Haiti will hold the first round of its long-delayed presidential election on November 20, reports Reuters. The country's electoral council postponed the vote after Hurricane Matthew devastated the country last week.
At least 500 people in Haiti died in the storm.
Haiti's electoral council president Leopold Berlanger said, despite the storm damage, large portions of the population should be able to vote, according to Reuters.
"We want to be able to organize elections in all regions for all citizens, especially at the presidential level," Berlanger told a news conference on Friday, according to the wire service. He said a second round runoff vote was scheduled for Jan. 29.
As the Two-Way has reported, Haiti's presidential election has been postponed multiple times in the last year, and the country's interim president, Jocelerme Privert, has already outstayed his mandate to be in office.
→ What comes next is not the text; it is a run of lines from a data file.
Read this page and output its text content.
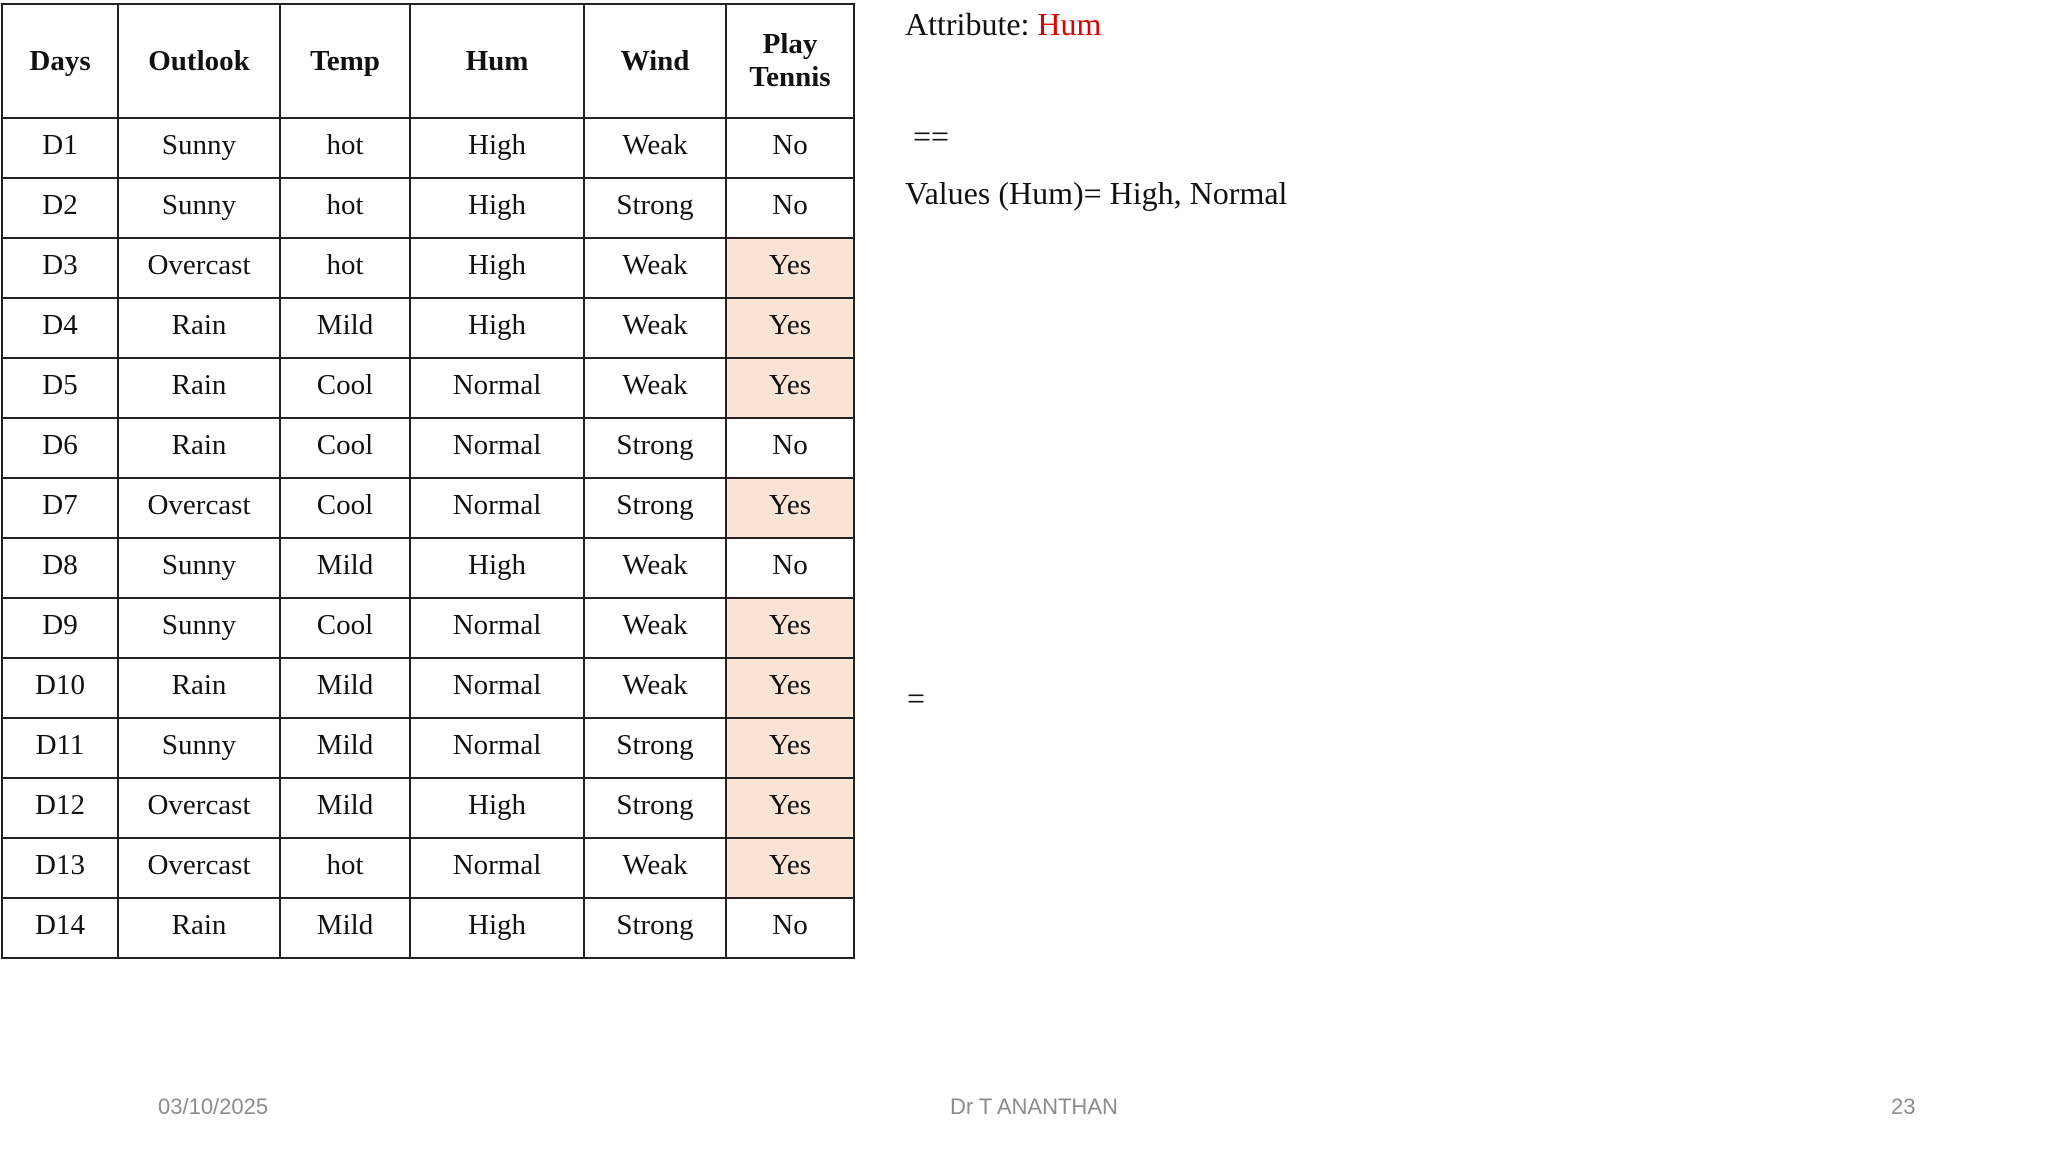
Days	Outlook	Temp	Hum	Wind	Play
Tennis
D1	Sunny	hot	High	Weak	No
D2	Sunny	hot	High	Strong	No
D3	Overcast	hot	High	Weak	Yes
D4	Rain	Mild	High	Weak	Yes
D5	Rain	Cool	Normal	Weak	Yes
D6	Rain	Cool	Normal	Strong	No
D7	Overcast	Cool	Normal	Strong	Yes
D8	Sunny	Mild	High	Weak	No
D9	Sunny	Cool	Normal	Weak	Yes
D10	Rain	Mild	Normal	Weak	Yes
D11	Sunny	Mild	Normal	Strong	Yes
D12	Overcast	Mild	High	Strong	Yes
D13	Overcast	hot	Normal	Weak	Yes
D14	Rain	Mild	High	Strong	No
Attribute: Hum
==
Values (Hum)= High, Normal
=
03/10/2025	Dr T ANANTHAN	23
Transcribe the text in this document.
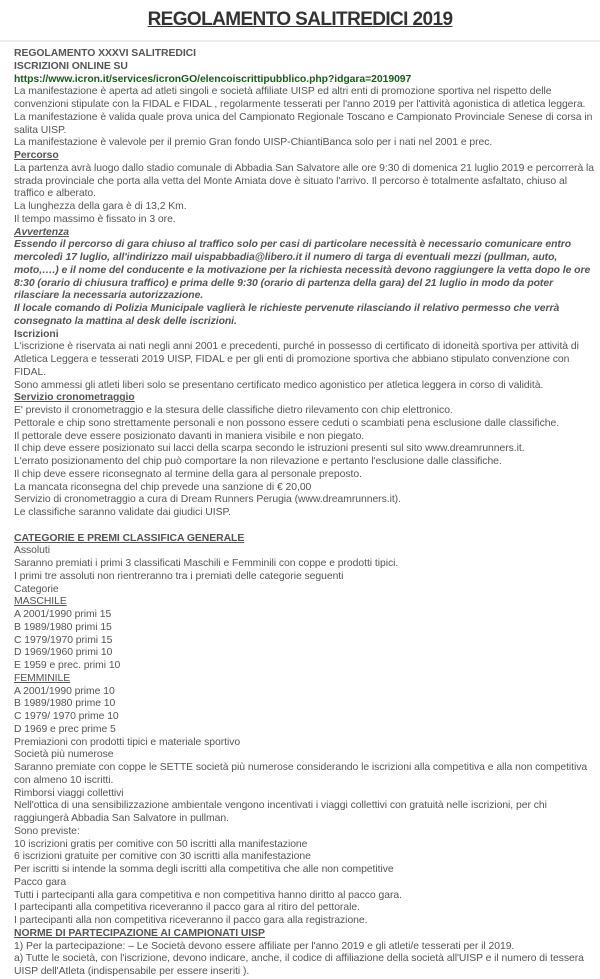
REGOLAMENTO SALITREDICI 2019

REGOLAMENTO XXXVI SALITREDICI

ISCRIZIONI ONLINE SU

https://www.icron.it/services/icronGO/elencoiscrittipubblico.php?idgara=2019097

La manifestazione è aperta ad atleti singoli e società affiliate UISP ed altri enti di promozione sportiva nel rispetto delle convenzioni stipulate con la FIDAL e FIDAL , regolarmente tesserati per l'anno 2019 per l'attività agonistica di atletica leggera.

La manifestazione è valida quale prova unica del Campionato Regionale Toscano e Campionato Provinciale Senese di corsa in salita UISP.

La manifestazione è valevole per il premio Gran fondo UISP-ChiantiBanca solo per i nati nel 2001 e prec.

Percorso

La partenza avrà luogo dallo stadio comunale di Abbadia San Salvatore alle ore 9:30 di domenica 21 luglio 2019 e percorrerà la strada provinciale che porta alla vetta del Monte Amiata dove è situato l'arrivo. Il percorso è totalmente asfaltato, chiuso al traffico e alberato.

La lunghezza della gara è di 13,2 Km.

Il tempo massimo è fissato in 3 ore.

Avvertenza

Essendo il percorso di gara chiuso al traffico solo per casi di particolare necessità è necessario comunicare entro mercoledì 17 luglio, all'indirizzo mail uispabbadia@libero.it il numero di targa di eventuali mezzi (pullman, auto, moto,….) e il nome del conducente e la motivazione per la richiesta necessità devono raggiungere la vetta dopo le ore 8:30 (orario di chiusura traffico) e prima delle 9:30 (orario di partenza della gara) del 21 luglio in modo da poter rilasciare la necessaria autorizzazione.

Il locale comando di Polizia Municipale vaglierà le richieste pervenute rilasciando il relativo permesso che verrà consegnato la mattina al desk delle iscrizioni.

Iscrizioni

L'iscrizione è riservata ai nati negli anni 2001 e precedenti, purché in possesso di certificato di idoneità sportiva per attività di Atletica Leggera e tesserati 2019 UISP, FIDAL e per gli enti di promozione sportiva che abbiano stipulato convenzione con FIDAL.

Sono ammessi gli atleti liberi solo se presentano certificato medico agonistico per atletica leggera in corso di validità.

Servizio cronometraggio

E' previsto il cronometraggio e la stesura delle classifiche dietro rilevamento con chip elettronico.

Pettorale e chip sono strettamente personali e non possono essere ceduti o scambiati pena esclusione dalle classifiche.

Il pettorale deve essere posizionato davanti in maniera visibile e non piegato.

Il chip deve essere posizionato sui lacci della scarpa secondo le istruzioni presenti sul sito www.dreamrunners.it.

L'errato posizionamento del chip può comportare la non rilevazione e pertanto l'esclusione dalle classifiche.

Il chip deve essere riconsegnato al termine della gara al personale preposto.

La mancata riconsegna del chip prevede una sanzione di € 20,00

Servizio di cronometraggio a cura di Dream Runners Perugia (www.dreamrunners.it).

Le classifiche saranno validate dai giudici UISP.

CATEGORIE E PREMI CLASSIFICA GENERALE

Assoluti

Saranno premiati i primi 3 classificati Maschili e Femminili con coppe e prodotti tipici.

I primi tre assoluti non rientreranno tra i premiati delle categorie seguenti

Categorie

MASCHILE

A 2001/1990 primi 15

B 1989/1980 primi 15

C 1979/1970 primi 15

D 1969/1960 primi 10

E 1959 e prec. primi 10

FEMMINILE

A 2001/1990 prime 10

B 1989/1980 prime 10

C 1979/ 1970 prime 10

D 1969 e prec prime 5

Premiazioni con prodotti tipici e materiale sportivo

Società più numerose

Saranno premiate con coppe le SETTE società più numerose considerando le iscrizioni alla competitiva e alla non competitiva con almeno 10 iscritti.

Rimborsi viaggi collettivi

Nell'ottica di una sensibilizzazione ambientale vengono incentivati i viaggi collettivi con gratuità nelle iscrizioni, per chi raggiungerà Abbadia San Salvatore in pullman.

Sono previste:

10 iscrizioni gratis per comitive con 50 iscritti alla manifestazione

6 iscrizioni gratuite per comitive con 30 iscritti alla manifestazione

Per iscritti si intende la somma degli iscritti alla competitiva che alle non competitive

Pacco gara

Tutti i partecipanti alla gara competitiva e non competitiva hanno diritto al pacco gara.

I partecipanti alla competitiva riceveranno il pacco gara al ritiro del pettorale.

I partecipanti alla non competitiva riceveranno il pacco gara alla registrazione.

NORME DI PARTECIPAZIONE AI CAMPIONATI UISP

1) Per la partecipazione: – Le Società devono essere affiliate per l'anno 2019 e gli atleti/e tesserati per il 2019.

a) Tutte le società, con l'iscrizione, devono indicare, anche, il codice di affiliazione della società all'UISP e il numero di tessera UISP dell'Atleta (indispensabile per essere inseriti ).
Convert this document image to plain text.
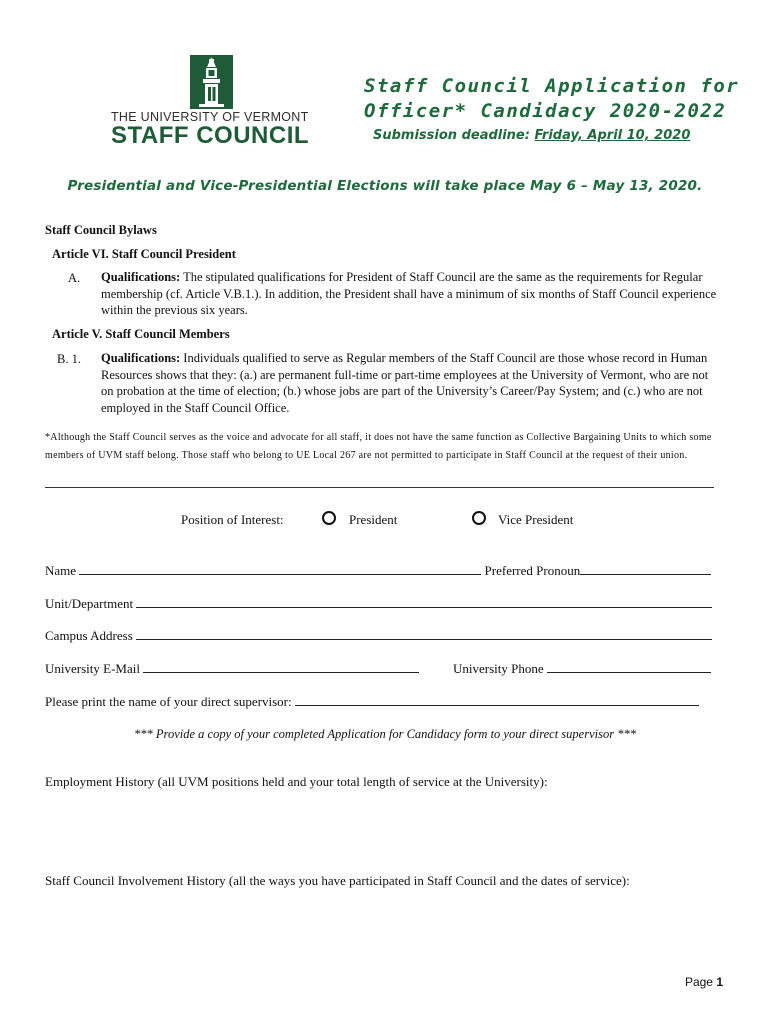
THE UNIVERSITY OF VERMONT
STAFF COUNCIL
Staff Council Application for
Officer* Candidacy 2020-2022
Submission deadline: Friday, April 10, 2020
Presidential and Vice-Presidential Elections will take place May 6 – May 13, 2020.
Staff Council Bylaws
Article VI. Staff Council President
A. Qualifications: The stipulated qualifications for President of Staff Council are the same as the requirements for Regular membership (cf. Article V.B.1.). In addition, the President shall have a minimum of six months of Staff Council experience within the previous six years.
Article V. Staff Council Members
B. 1. Qualifications: Individuals qualified to serve as Regular members of the Staff Council are those whose record in Human Resources shows that they: (a.) are permanent full-time or part-time employees at the University of Vermont, who are not on probation at the time of election; (b.) whose jobs are part of the University’s Career/Pay System; and (c.) who are not employed in the Staff Council Office.
*Although the Staff Council serves as the voice and advocate for all staff, it does not have the same function as Collective Bargaining Units to which some members of UVM staff belong. Those staff who belong to UE Local 267 are not permitted to participate in Staff Council at the request of their union.
Position of Interest:	President	Vice President
Name	Preferred Pronoun
Unit/Department
Campus Address
University E-Mail	University Phone
Please print the name of your direct supervisor:
*** Provide a copy of your completed Application for Candidacy form to your direct supervisor ***
Employment History (all UVM positions held and your total length of service at the University):
Staff Council Involvement History (all the ways you have participated in Staff Council and the dates of service):
Page 1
Here is a brief history of this year's election delays in Haiti, as we reported when last week's vote delay was announced:
"According to the U.N., a first-round vote for president was held on Oct. 25, 2015. The U.S. spent $33 million to support the election, according to Kenneth Marten, the State Department's special coordinator for Haiti.
"The second-round vote should have been held on Dec. 27, 2015, but it was delayed until January 2016, according to the U.N. The January election never happened... and on Feb. 7 the term of Haiti's president at the time, Michel Martelly, ended without an elected successor in place. The then-president of Haiti's Senate, Jocelerme Privert, took over as interim president.
"Elections were rescheduled for Apr. 24. That day came and went without a vote."
The vote had been rescheduled for Oct. 9, but Hurricane Matthew hit the island nation on Oct. 4.